Problem with CopyTagsToComments #238

paulijar · 2020-03-14T21:16:38Z

I think that the function CopyTagsToComments doesn't work as intended after 96430a1. I believe that the purpose of this function is to enable consistent tag retrieval for the application developers regardless of the tag format (ID3v1/2, APE, ...). Especially on files with both ID3v1 and ID3v2 tags, the function should make arbitration between the tag types and select the best available tag.

After the above mentioned commit, the result of CopyTagsToComments does not arbitrate between ID3v1 and ID3v2. Instead, the comments field will contain data from both tag types if there are any differences. On my tests, the data from ID3v1 always came first and the data from ID3v2 in the second cell.
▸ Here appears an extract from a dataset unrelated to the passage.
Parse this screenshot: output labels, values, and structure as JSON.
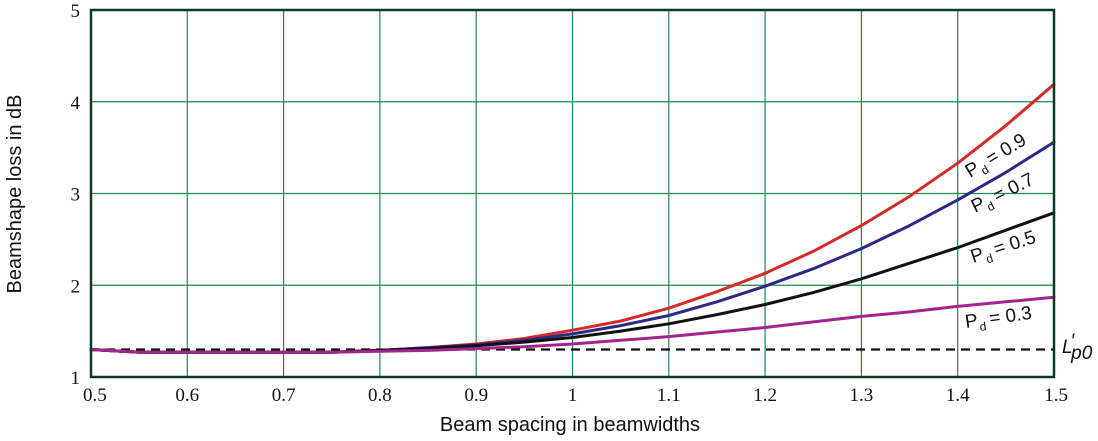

As my application has been expecting to get only single value, it is now using the ID3v1 tag, which is often the worse alternative: every field is truncated to 30 characters, and non-ASCII characters are corrupted, which might actually be another bug. I think that my ID3v1 tags contain properly ISO 8859-1 encoded accented characters like ä, ö, and é, but all of those get converted to some Cyrillic characters.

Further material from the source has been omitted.